In May this year, researchers announced that they had implanted two blind British patients with retinal prostheses, giving them vision for the first time in decades. What is this new technology and how has science fiction come so close to fact?
Scientists have attempted to restore sight to the blind for centuries. However, it was only in the 1990s that the technology really began to take shape. Now, there are at least 15 research groups around the world working on retinal prostheses.
Two conditions - retinitis pigmentosa and age-related macular degeneration - account for most blindness in the western world. They both affect the retina – the part at the back of the eye that absorbs light.
The retina makes an excellent target for a prosthetic implant because when just the outer layers are damaged, the nerves that process and carry the signals from the eye to the brain are still there and still work.
The job of the implant is to recreate the pulses that light usually generates in the retina, sending electrical impulses shooting down the optic nerve and into the visual cortex. And the result – vision. Just as Chris James experienced.
“As soon as I had this flash in my eye, this confirmed that my optic nerves are functioning properly, which is a really promising sign,” Chris said. “It was like someone taking a photo with a flashbulb, a pulsating light, I recognised it instantly.”
This description may sound disappointing after headlines like “Blind man can see again” but the technology is still in early, yet promising, days.
What’s more, researchers have found that the longer patients wear the device for, the better their vision becomes. They can start to make out shapes and outlines as the brain adapts to make sense of this new information.
“There are grounds to be cautiously optimistic and there is every reason to believe we are on the path to achieve this goal,” says researcher, Lofti Merabet of Harvard University.
The particular project that the British patients are involved in is by German company Retinal Implant AG and uses just one of several potential ways to target the retina.
Other devices in development differ in several features for example, where the implant sits (on the retina or within it); how much equipment sits outside the body (most need an external power supply, some need glasses); and what number of electrodes stimulates the retina (this dictates the resolution).
But what will it take for this technology to go from science’s vision to patients’ vision?

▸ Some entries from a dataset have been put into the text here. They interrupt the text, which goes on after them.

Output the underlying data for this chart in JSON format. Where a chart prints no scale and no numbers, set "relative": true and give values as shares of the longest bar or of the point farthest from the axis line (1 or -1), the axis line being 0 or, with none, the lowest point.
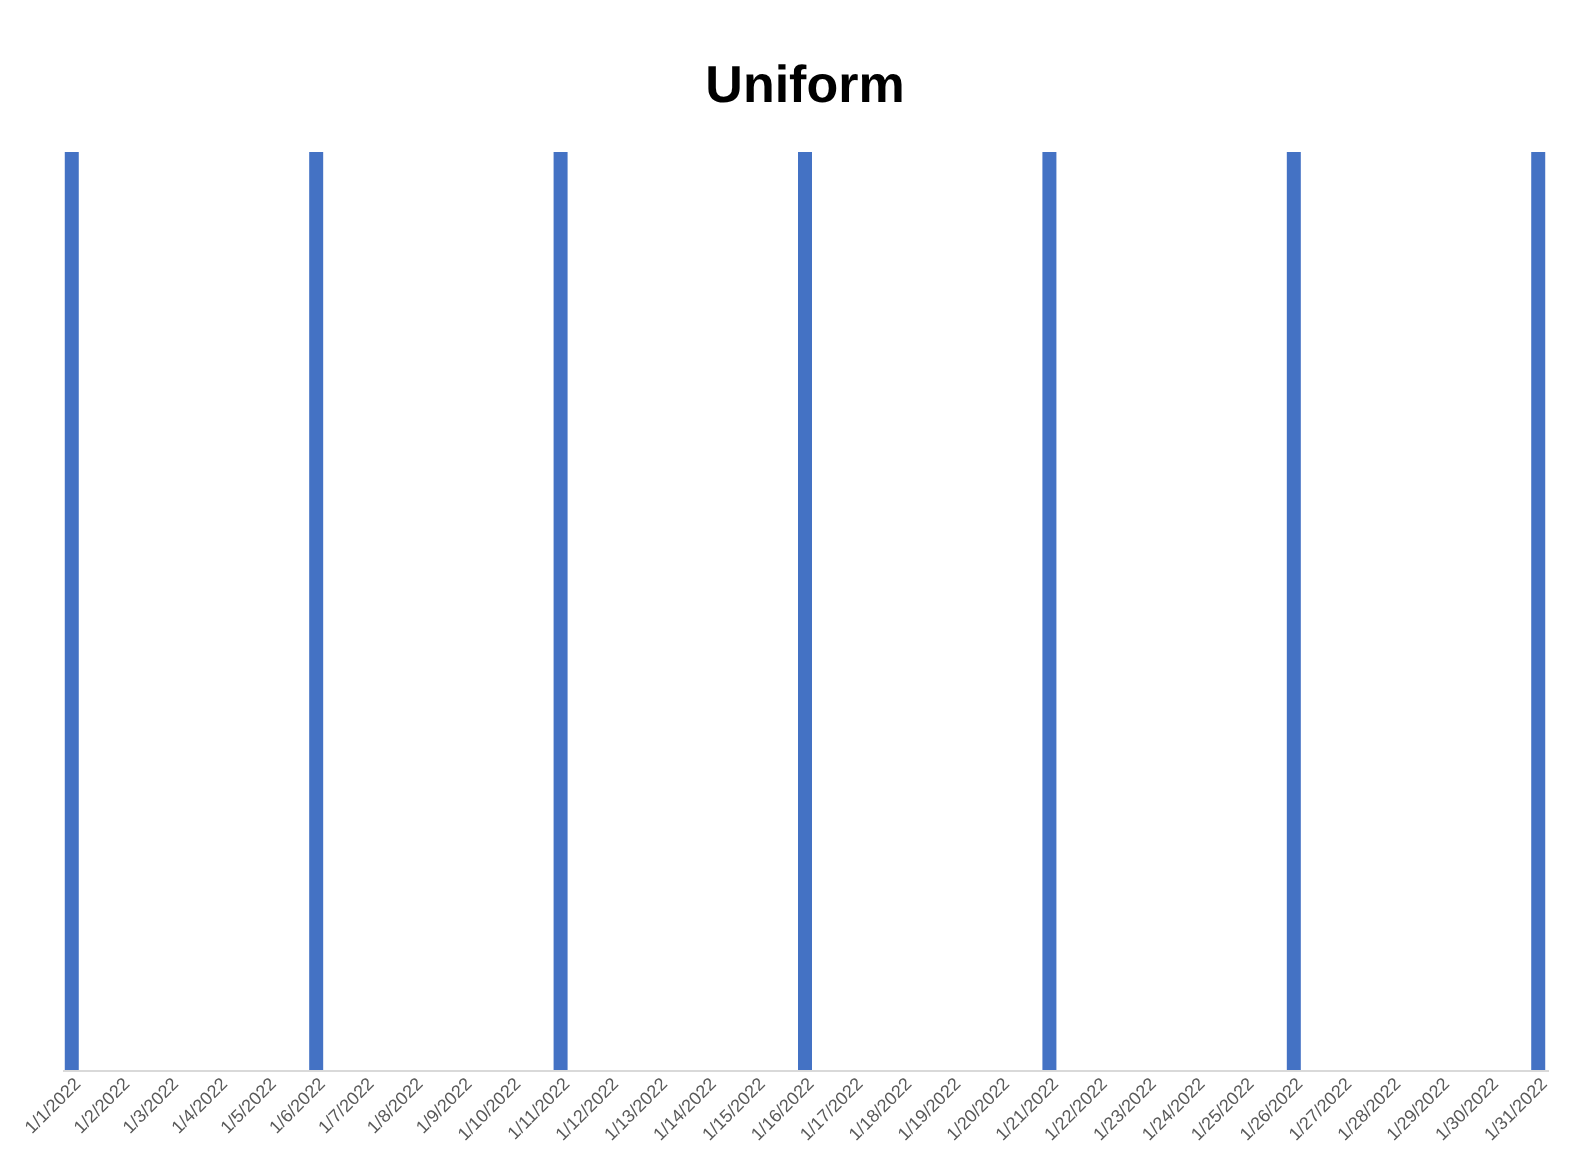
{
  "chart_data": {
    "type": "bar",
    "title": "Uniform",
    "relative": true,
    "color": "#4472c4",
    "categories": [
      "1/1/2022",
      "1/2/2022",
      "1/3/2022",
      "1/4/2022",
      "1/5/2022",
      "1/6/2022",
      "1/7/2022",
      "1/8/2022",
      "1/9/2022",
      "1/10/2022",
      "1/11/2022",
      "1/12/2022",
      "1/13/2022",
      "1/14/2022",
      "1/15/2022",
      "1/16/2022",
      "1/17/2022",
      "1/18/2022",
      "1/19/2022",
      "1/20/2022",
      "1/21/2022",
      "1/22/2022",
      "1/23/2022",
      "1/24/2022",
      "1/25/2022",
      "1/26/2022",
      "1/27/2022",
      "1/28/2022",
      "1/29/2022",
      "1/30/2022",
      "1/31/2022"
    ],
    "values": [
      1,
      null,
      null,
      null,
      null,
      1,
      null,
      null,
      null,
      null,
      1,
      null,
      null,
      null,
      null,
      1,
      null,
      null,
      null,
      null,
      1,
      null,
      null,
      null,
      null,
      1,
      null,
      null,
      null,
      null,
      1
    ]
  }
}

Firstly, studies will be needed to make sure that the prostheses are safe in the long-term and don’t do further damage to the retina. From a technical point of view, many of the devices in development have a limited number of electrodes. Increasing the number will give patients better resolution and more useful vision. Researchers will also need to learn more about how blindness and, equally, restoring sight change the brain.
This research has a long way to go, but for now there is light where before there was only darkness.